I've been off of caffeine for over a month now, and it's interesting to compare my sense now to my sense when I first gave it up. I've often noticed that people can have a really big change in their lives, and just not notice it. For example, they'll go on prozac, and all of a sudden it's obvious to everyone around them that they are feeling so much better, and are just doing fantastic; and then they'll get the idea that nothing has really changed, and they were always like this, and so they go off the meds and fall back into the pit of despair, never realizing that they'd had their salvation right in their hands, if only they hadn't thrown it away.

I'm finding a similar thing with me now. I haven't really noticed any particular change between now and when I first gave up caffeine. I'm still just me, sometimes tireder, sometimes less tired, with all the troubles and emotions causing problems of various kinds. Before today, I wouldn't have guessed there was much of a distinction to be made between the earlier and recent states of my being.

But then today it just occurred to me that it really is different.

First of all, in all fairness, I haven't eliminated all the caffeine from my diet. A couple weeks ago I had a piece of chocolate; and every few days I drink a can or two of coke.

So, today it occurred to me just how different things are. When I think of eating chocolate, I'm no longer overwhelmed by a powerful craving. When I think of drinking tea, the noncaffeinated tea bags seem quite appealing. My headaches have gone away, and I no longer feel this constant antsiness and desperation. Sitting and thinking is an activity that can come over me without sending me into a strange fit of anxiety.

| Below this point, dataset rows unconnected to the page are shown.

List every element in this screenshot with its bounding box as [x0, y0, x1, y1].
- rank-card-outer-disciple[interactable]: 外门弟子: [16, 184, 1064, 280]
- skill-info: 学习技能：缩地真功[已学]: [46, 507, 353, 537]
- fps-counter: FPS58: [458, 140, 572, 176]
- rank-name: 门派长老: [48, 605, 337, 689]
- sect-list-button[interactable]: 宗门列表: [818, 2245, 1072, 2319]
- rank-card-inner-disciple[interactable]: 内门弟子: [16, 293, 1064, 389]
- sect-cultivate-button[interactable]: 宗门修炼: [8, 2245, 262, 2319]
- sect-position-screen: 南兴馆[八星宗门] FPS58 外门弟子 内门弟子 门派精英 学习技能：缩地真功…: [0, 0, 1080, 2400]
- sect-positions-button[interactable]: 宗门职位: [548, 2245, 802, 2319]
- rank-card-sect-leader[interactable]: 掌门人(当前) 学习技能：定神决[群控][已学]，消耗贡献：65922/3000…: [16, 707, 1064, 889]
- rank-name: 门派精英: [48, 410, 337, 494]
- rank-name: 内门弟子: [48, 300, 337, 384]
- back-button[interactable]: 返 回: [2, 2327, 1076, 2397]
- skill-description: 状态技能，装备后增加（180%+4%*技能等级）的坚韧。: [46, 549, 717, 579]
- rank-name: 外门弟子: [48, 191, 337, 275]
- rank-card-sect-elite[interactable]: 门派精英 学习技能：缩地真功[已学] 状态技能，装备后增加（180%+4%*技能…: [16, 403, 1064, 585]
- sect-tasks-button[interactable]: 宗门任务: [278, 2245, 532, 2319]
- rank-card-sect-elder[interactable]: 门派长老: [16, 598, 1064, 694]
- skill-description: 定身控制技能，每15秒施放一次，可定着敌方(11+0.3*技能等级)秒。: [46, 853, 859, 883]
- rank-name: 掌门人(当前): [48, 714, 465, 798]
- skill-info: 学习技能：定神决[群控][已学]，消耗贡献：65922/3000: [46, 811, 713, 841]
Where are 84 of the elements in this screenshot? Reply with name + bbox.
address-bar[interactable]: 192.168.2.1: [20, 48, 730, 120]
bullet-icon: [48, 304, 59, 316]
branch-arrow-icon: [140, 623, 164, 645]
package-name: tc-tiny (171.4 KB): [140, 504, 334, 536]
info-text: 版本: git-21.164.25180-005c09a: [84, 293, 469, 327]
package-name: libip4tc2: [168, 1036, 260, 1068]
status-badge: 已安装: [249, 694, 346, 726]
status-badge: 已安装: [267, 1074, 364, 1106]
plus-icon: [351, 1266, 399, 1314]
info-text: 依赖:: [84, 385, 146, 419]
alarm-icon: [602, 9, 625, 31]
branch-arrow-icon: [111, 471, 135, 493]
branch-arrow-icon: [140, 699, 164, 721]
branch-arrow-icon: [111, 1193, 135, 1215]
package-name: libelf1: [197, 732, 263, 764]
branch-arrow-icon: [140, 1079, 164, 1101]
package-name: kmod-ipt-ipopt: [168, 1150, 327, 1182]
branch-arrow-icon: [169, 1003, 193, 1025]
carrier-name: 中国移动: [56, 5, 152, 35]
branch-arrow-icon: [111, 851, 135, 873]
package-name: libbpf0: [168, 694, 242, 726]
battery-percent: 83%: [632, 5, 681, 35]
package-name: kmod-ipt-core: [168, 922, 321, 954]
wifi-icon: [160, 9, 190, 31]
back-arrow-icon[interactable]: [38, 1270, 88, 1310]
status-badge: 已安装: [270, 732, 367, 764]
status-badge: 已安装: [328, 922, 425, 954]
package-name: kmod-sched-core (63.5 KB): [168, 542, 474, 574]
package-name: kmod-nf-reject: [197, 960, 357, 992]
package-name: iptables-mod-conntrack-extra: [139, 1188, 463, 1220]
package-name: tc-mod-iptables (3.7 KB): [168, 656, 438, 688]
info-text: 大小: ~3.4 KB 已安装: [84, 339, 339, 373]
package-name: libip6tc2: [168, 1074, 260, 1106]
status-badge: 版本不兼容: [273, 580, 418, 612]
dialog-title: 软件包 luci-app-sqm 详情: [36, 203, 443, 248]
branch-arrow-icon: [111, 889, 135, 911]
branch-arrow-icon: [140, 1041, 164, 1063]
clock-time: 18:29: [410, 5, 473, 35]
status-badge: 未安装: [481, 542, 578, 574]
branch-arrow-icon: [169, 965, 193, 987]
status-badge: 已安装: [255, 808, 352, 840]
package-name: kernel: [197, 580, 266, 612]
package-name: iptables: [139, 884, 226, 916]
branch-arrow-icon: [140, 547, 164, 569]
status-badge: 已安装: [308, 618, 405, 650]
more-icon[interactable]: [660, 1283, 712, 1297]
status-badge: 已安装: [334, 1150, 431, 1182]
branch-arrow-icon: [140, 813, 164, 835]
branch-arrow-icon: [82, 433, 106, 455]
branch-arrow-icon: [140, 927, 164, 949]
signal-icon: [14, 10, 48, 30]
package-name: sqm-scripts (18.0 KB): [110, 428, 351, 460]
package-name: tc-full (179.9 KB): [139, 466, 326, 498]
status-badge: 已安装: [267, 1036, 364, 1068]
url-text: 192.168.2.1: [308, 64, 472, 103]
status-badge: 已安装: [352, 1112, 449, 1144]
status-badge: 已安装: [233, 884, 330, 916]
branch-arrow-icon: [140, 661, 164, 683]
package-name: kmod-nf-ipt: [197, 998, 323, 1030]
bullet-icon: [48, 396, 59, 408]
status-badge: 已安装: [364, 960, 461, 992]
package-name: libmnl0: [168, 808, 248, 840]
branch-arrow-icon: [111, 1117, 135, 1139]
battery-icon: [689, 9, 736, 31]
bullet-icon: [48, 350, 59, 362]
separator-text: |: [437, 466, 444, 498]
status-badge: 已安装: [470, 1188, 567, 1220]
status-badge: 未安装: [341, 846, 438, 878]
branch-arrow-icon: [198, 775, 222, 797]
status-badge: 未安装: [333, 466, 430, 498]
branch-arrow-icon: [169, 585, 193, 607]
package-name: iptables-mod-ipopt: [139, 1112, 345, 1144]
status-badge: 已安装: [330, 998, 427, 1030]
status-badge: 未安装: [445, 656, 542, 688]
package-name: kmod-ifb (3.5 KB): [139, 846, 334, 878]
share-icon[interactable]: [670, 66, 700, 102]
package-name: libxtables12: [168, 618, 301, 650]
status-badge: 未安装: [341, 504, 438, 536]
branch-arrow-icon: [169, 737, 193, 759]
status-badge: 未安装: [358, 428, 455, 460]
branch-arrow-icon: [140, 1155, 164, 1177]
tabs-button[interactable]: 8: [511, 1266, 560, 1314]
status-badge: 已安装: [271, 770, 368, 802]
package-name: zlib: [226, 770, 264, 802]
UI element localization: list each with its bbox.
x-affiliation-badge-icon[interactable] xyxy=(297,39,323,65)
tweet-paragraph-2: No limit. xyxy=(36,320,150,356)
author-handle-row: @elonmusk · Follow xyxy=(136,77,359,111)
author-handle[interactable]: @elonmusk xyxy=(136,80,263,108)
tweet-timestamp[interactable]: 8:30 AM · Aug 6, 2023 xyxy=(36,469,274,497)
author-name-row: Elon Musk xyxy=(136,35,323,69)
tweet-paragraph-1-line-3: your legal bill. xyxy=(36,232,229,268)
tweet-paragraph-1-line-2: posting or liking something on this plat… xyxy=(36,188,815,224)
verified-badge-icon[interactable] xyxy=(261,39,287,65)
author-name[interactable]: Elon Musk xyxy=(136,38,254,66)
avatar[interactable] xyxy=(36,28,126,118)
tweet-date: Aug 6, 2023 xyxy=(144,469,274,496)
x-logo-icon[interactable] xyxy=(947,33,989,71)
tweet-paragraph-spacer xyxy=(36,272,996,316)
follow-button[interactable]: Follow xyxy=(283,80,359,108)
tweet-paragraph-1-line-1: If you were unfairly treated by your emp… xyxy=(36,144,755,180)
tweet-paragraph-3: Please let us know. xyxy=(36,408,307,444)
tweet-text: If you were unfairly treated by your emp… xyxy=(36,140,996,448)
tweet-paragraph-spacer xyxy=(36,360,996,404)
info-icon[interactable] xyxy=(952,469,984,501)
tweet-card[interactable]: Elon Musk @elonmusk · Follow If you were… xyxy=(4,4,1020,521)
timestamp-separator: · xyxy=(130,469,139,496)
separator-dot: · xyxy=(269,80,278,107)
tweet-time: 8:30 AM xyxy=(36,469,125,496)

Now, I do still feel the old caffeine desire from time to time. Every once in awhile it'll hit me, and I'll think longingly about the earl grey of yore.

But oddly enough my experience of chocolate has completely changed. I have two unopened bars of chocolate by my desk, the remnants of a much larger stash, and I occasionally look at them, sort of checking my inner mechanism to see if I'd like a piece. I'm not totally avoiding caffeine after all, and a piece of chocolate every once in awhile wouldn't go against my plans. But when I look at those bars of chocolate, I don't experience a pleasurable sensation of imagining the taste and texture of the chocolate. Instead, the flavor seems like merely an afterthought, compared with the inconvenience of actually eating it. I'd have to take it out of its wrapper, and break off a piece without getting my fingers too chocolaty, and then I'd have to have the chocolate in my mouth and suck on it for awhile, during which time it would be inconvenient to speak, or drink, or eat other things. The memory of the taste, or of the effect of the chocolate on my mind, has faded almost completely. The inconvenience of it is apparently all that remains.

When I first gave up chocolate, or when I was just about to give it up, the thought of not eating chocolate was almost antithetical to my very being. Not eat chocolate? Why, whatever could that mean? The idea of leaving my apartment without a pocket full of a complete selection of the available chocolates in my possession, would fill me with panic. What if I happened to be sitting down somewhere with a little time? What would I do without chocolate?

And now, here I am, virtually never eating any chocolate, virtually never drinking caffeinated beverages, and never caffeinated tea or coffee. The experiences of not drinking caffeine and of not eating chocolate are different from each other, in the sense that I do sometimes get a hankering for certain teas while I never get a serious hankering for chocolate. But the experience of being without those things is vastly different from the experience of being with them. The way I think of it in my head as I live my life, is that now, I feel much more human, my responses are more what I might expect them to be, and I can relate to myself in ways that feel natural and more like introspection. The way I remember feeling on caffeine, is like I was constantly being shocked with electrodes, and never given a chance to reflect, and my entire existence was a series of reactions and responses. I feel like the world around me now is a place of discovery and activity, and not the other thing.

Of course, I do realize that some people love being shocked with electrodes, and I'm in favor of that. But I do feel better with not so much caffeine. And I do feel that although when I think about it the change is pretty extreme, when I don't think about it I don't notice being much different at all.